Preview image

Em homenagem ao lançamento da comédia 'Sortudos', onde um dos personagens principais é um anjo, relembramos filmes e séries marcantes sobre criaturas celestiais míticas: de 'Constantine' a 'Sobrenatural'.

Keanu Reeves volta a atuar em histórias sobre anjos — e isso é um bom motivo para lembrar que as criaturas celestiais no cinema há muito deixaram de ser exclusivamente querubins rechonchudos com harpas. Na comédia 'Sortudos', que estreou recentemente online, o ator interpreta um desajeitado mensageiro celestial que tenta provar a um pobre trabalhador braçal que dinheiro não resolve problemas, trocando seu corpo com um rico. Spoiler: o plano falha, e o próprio anjo perde as asas. Parece uma maneira perfeita de lembrar: a temática angelical no cinema sempre equilibra o sublime e o absurdo, a filosofia e a farsa.​

«Constantine» (Constantine, 2005)

constantine filme 2005

Antes de se tornar um desajeitado ajudante celestial em 'Sortudos', Keanu Reeves já lidava com relações anjo-demônio em 'Constantine'. Aqui, ele interpreta o cínico exorcista John Constantine, que tenta ganhar seu lugar no paraíso expulsando demônios de volta ao inferno. Quando a detetive da polícia de Los Angeles Angela Dodson pede que ele investigue a misteriosa morte de sua irmã gêmea, Constantine se vê envolvido em uma conspiração que pode levar ao apocalipse.​

O filme retrata Los Angeles como um teatro de guerra entre o céu e o inferno, onde os anjos são tão dissimulados quanto os demônios.
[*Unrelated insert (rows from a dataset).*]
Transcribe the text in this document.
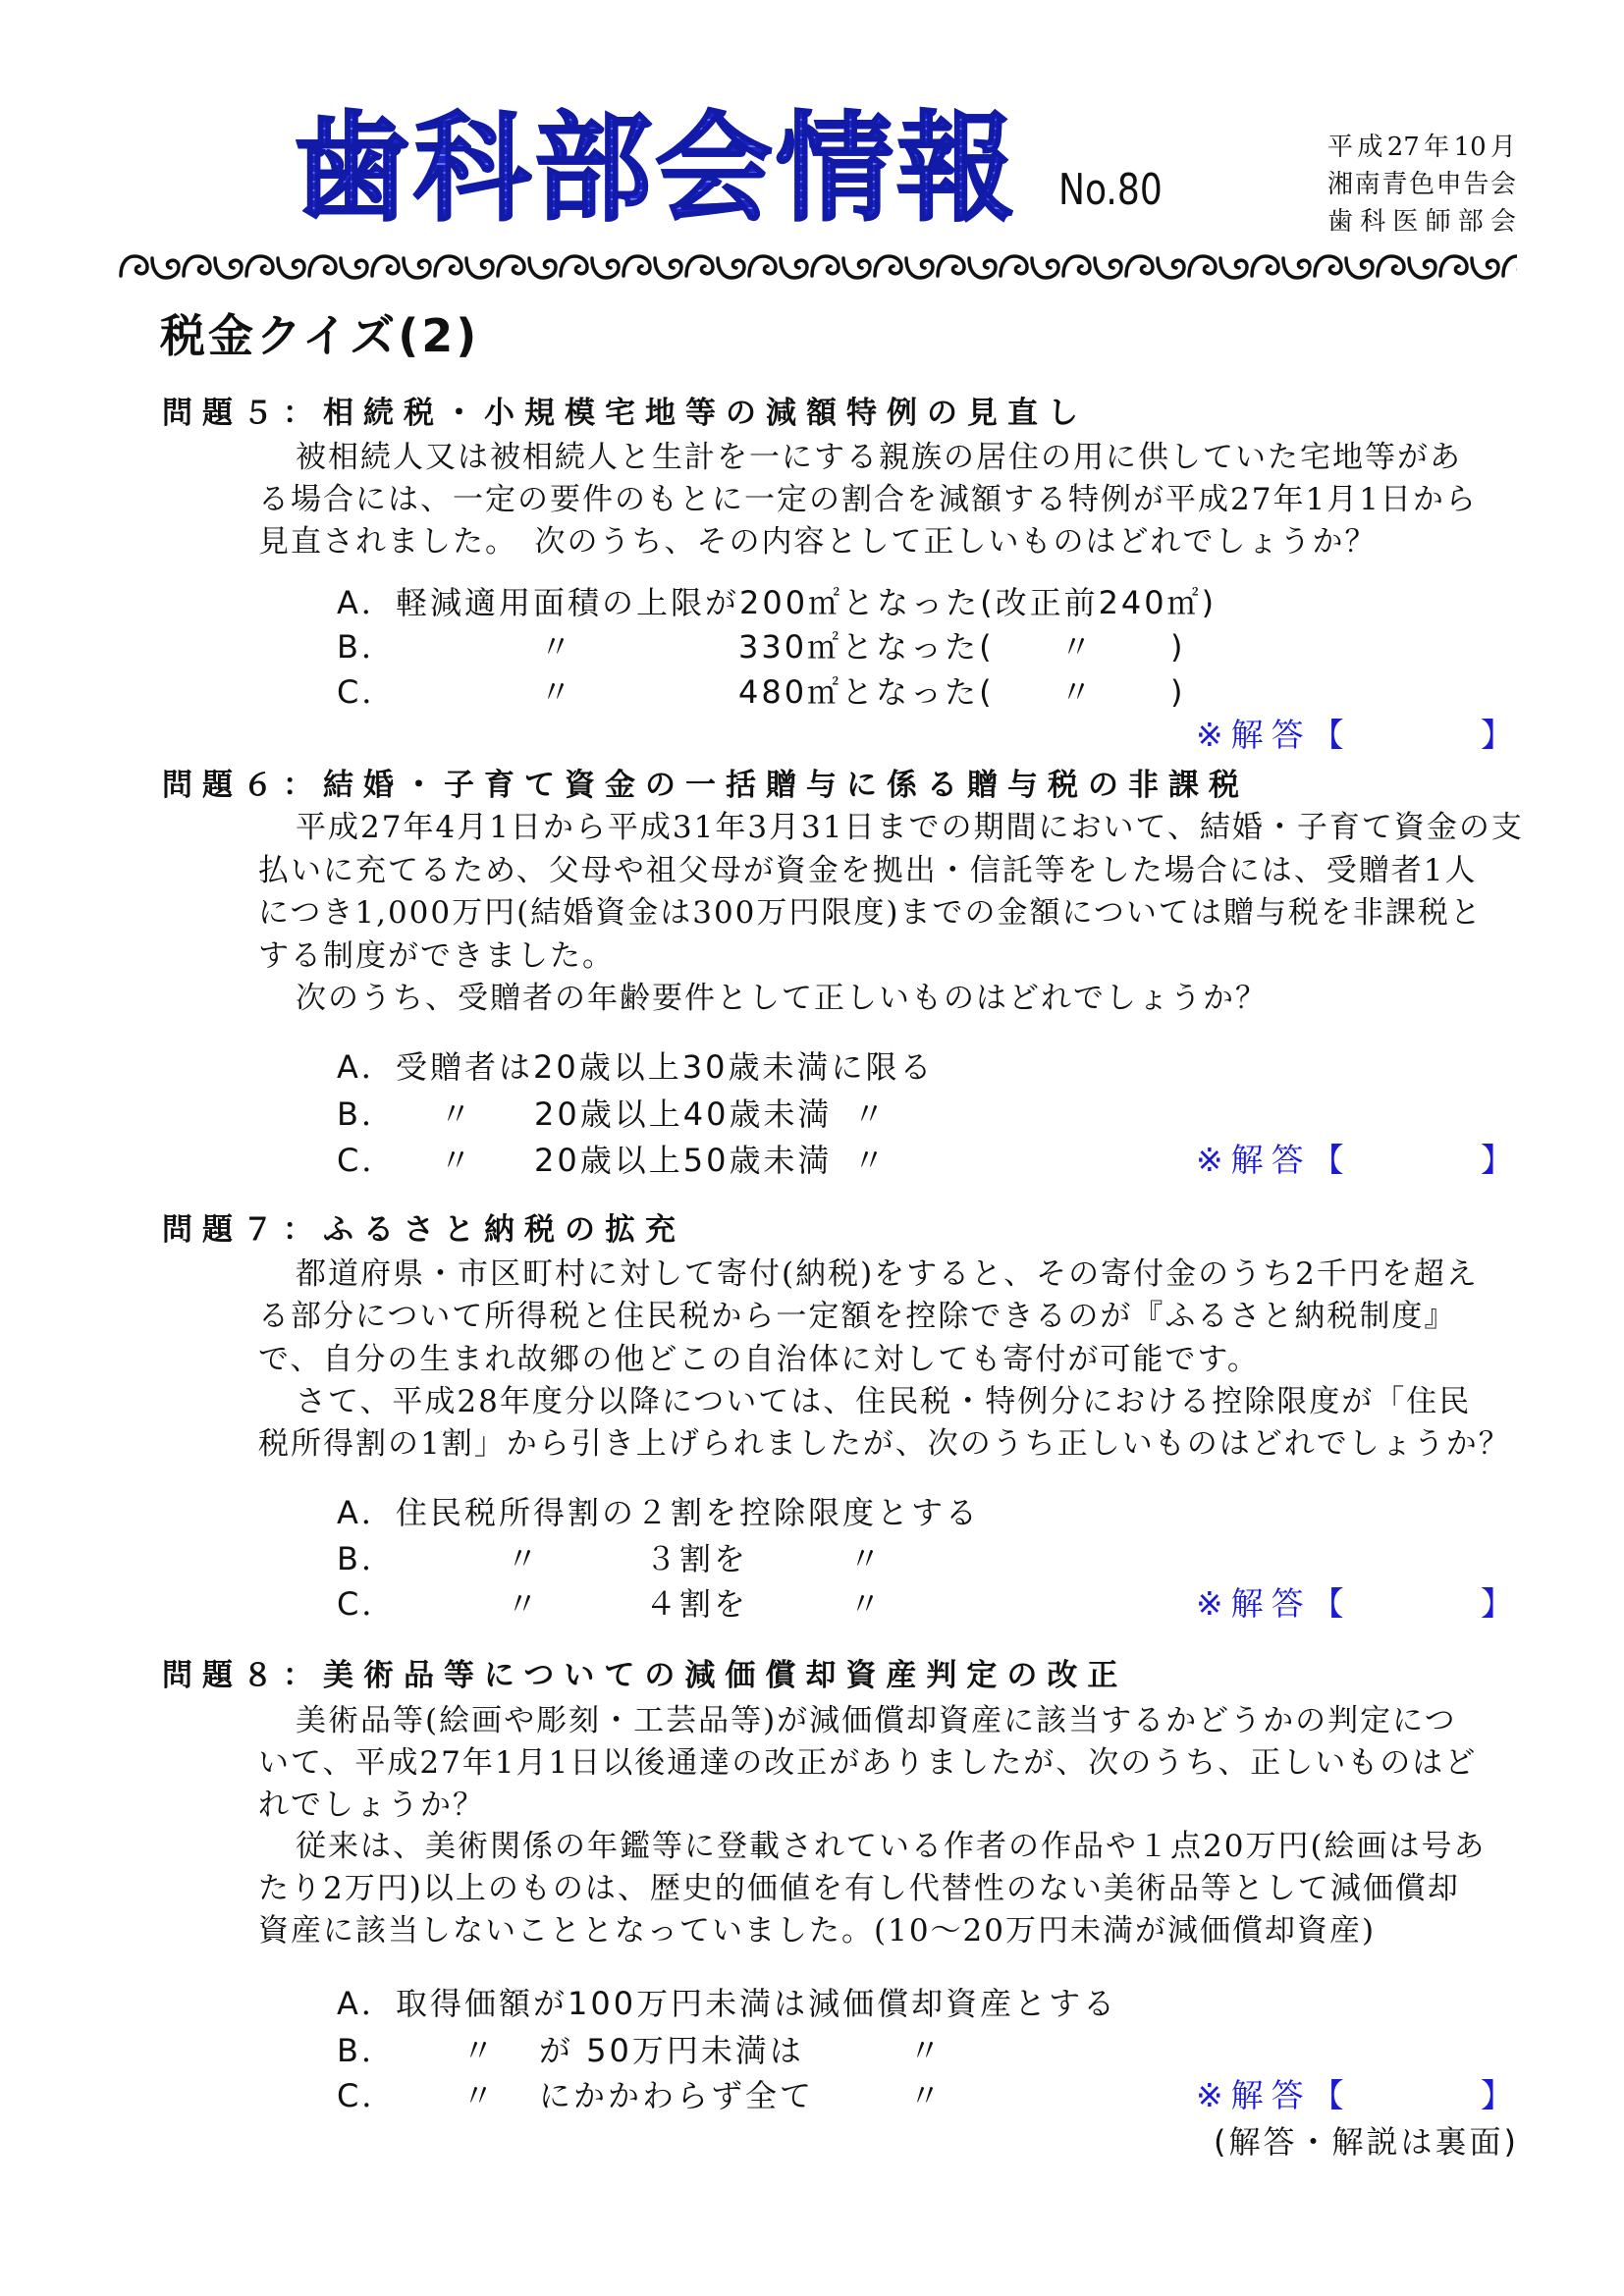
歯科部会情報 No.80
平成27年10月
湘南青色申告会
歯科医師部会
税金クイズ(2)
問題５：相続税・小規模宅地等の減額特例の見直し
被相続人又は被相続人と生計を一にする親族の居住の用に供していた宅地等があ
る場合には、一定の要件のもとに一定の割合を減額する特例が平成27年1月1日から
見直されました。　次のうち、その内容として正しいものはどれでしょうか？
A． 軽減適用面積の上限が200㎡となった(改正前240㎡)
B．	〃	330㎡となった( 〃 )
C．	〃	480㎡となった( 〃 )
※解答【	】
問題６：結婚・子育て資金の一括贈与に係る贈与税の非課税
平成27年4月1日から平成31年3月31日までの期間において、結婚・子育て資金の支
払いに充てるため、父母や祖父母が資金を拠出・信託等をした場合には、受贈者1人
につき1,000万円(結婚資金は300万円限度)までの金額については贈与税を非課税と
する制度ができました。
次のうち、受贈者の年齢要件として正しいものはどれでしょうか？
A． 受贈者は20歳以上30歳未満に限る
B． 〃 20歳以上40歳未満 〃
C． 〃 20歳以上50歳未満 〃	※解答【	】
問題７：ふるさと納税の拡充
都道府県・市区町村に対して寄付(納税)をすると、その寄付金のうち2千円を超え
る部分について所得税と住民税から一定額を控除できるのが『ふるさと納税制度』
で、自分の生まれ故郷の他どこの自治体に対しても寄付が可能です。
さて、平成28年度分以降については、住民税・特例分における控除限度が「住民
税所得割の1割」から引き上げられましたが、次のうち正しいものはどれでしょうか？
A． 住民税所得割の２割を控除限度とする
B．	〃	３割を	〃
C．	〃	４割を	〃	※解答【	】
問題８：美術品等についての減価償却資産判定の改正
美術品等(絵画や彫刻・工芸品等)が減価償却資産に該当するかどうかの判定につ
いて、平成27年1月1日以後通達の改正がありましたが、次のうち、正しいものはど
れでしょうか？
従来は、美術関係の年鑑等に登載されている作者の作品や１点20万円(絵画は号あ
たり2万円)以上のものは、歴史的価値を有し代替性のない美術品等として減価償却
資産に該当しないこととなっていました。(10～20万円未満が減価償却資産)
A． 取得価額が100万円未満は減価償却資産とする
B． 〃 が 50万円未満は	〃
C． 〃 にかかわらず全て	〃	※解答【	】
(解答・解説は裏面)
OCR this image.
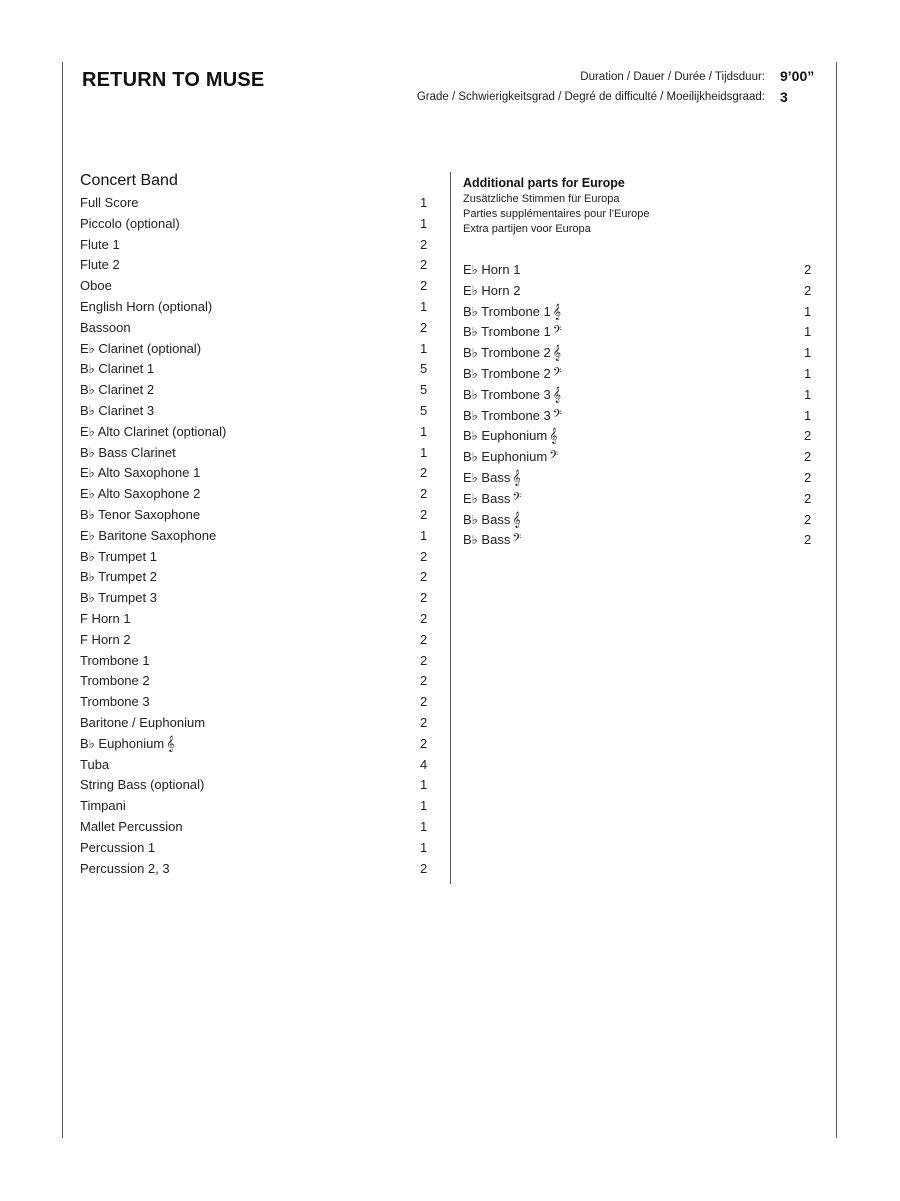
RETURN TO MUSE	Duration / Dauer / Durée / Tijdsduur: 9’00”
Grade / Schwierigkeitsgrad / Degré de difficulté / Moeilijkheidsgraad: 3
Concert Band
Full Score	1
Piccolo (optional)	1
Flute 1	2
Flute 2	2
Oboe	2
English Horn (optional)	1
Bassoon	2
E♭ Clarinet (optional)	1
B♭ Clarinet 1	5
B♭ Clarinet 2	5
B♭ Clarinet 3	5
E♭ Alto Clarinet (optional)	1
B♭ Bass Clarinet	1
E♭ Alto Saxophone 1	2
E♭ Alto Saxophone 2	2
B♭ Tenor Saxophone	2
E♭ Baritone Saxophone	1
B♭ Trumpet 1	2
B♭ Trumpet 2	2
B♭ Trumpet 3	2
F Horn 1	2
F Horn 2	2
Trombone 1	2
Trombone 2	2
Trombone 3	2
Baritone / Euphonium	2
B♭ Euphonium 𝄞	2
Tuba	4
String Bass (optional)	1
Timpani	1
Mallet Percussion	1
Percussion 1	1
Percussion 2, 3	2
Additional parts for Europe
Zusätzliche Stimmen für Europa
Parties supplémentaires pour l’Europe
Extra partijen voor Europa
E♭ Horn 1	2
E♭ Horn 2	2
B♭ Trombone 1 𝄞	1
B♭ Trombone 1 𝄢	1
B♭ Trombone 2 𝄞	1
B♭ Trombone 2 𝄢	1
B♭ Trombone 3 𝄞	1
B♭ Trombone 3 𝄢	1
B♭ Euphonium 𝄞	2
B♭ Euphonium 𝄢	2
E♭ Bass 𝄞	2
E♭ Bass 𝄢	2
B♭ Bass 𝄞	2
B♭ Bass 𝄢	2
Tilda Swinton como o andrógino arcanjo Gabriel cria uma das imagens mais memoráveis de um mensageiro celestial no cinema — frio, calculista e assustadoramente indiferente ao sofrimento humano. 

No final, temos um noir atmosférico com elementos de horror, onde a água benta é usada como arma e o conceito de justiça divina acaba sendo bastante relativo.​

«Dogma» (Dogma, 1999)

Dogma

Kevin Smith decidiu que a melhor maneira de discutir o catolicismo era fazer uma comédia sobre dois anjos caídos que encontraram uma brecha no dogma da igreja. Bartleby e Loki, interpretados por Ben Affleck e Matt Damon, descobrem que podem voltar ao céu através de uma igreja reconsagrada em Nova Jersey. O problema? Se eles conseguirem, isso provará que Deus está errado e todo o universo deixará de existir.​

Para impedir o apocalipse, são recrutados a funcionária de uma clínica de aborto Bethany, os profetas Jay e Silent Bob, o décimo terceiro apóstolo e uma stripper musa. O filme zomba da religião organizada e ao mesmo tempo declara seu amor por ela, transformando debates teológicos em uma aventura espirituosa. Alan Rickman interpreta o sarcástico serafim Metatron, que se materializa no quarto da heroína em uma coluna de fogo e depois reclama que sempre apagam o fogo com extintor. 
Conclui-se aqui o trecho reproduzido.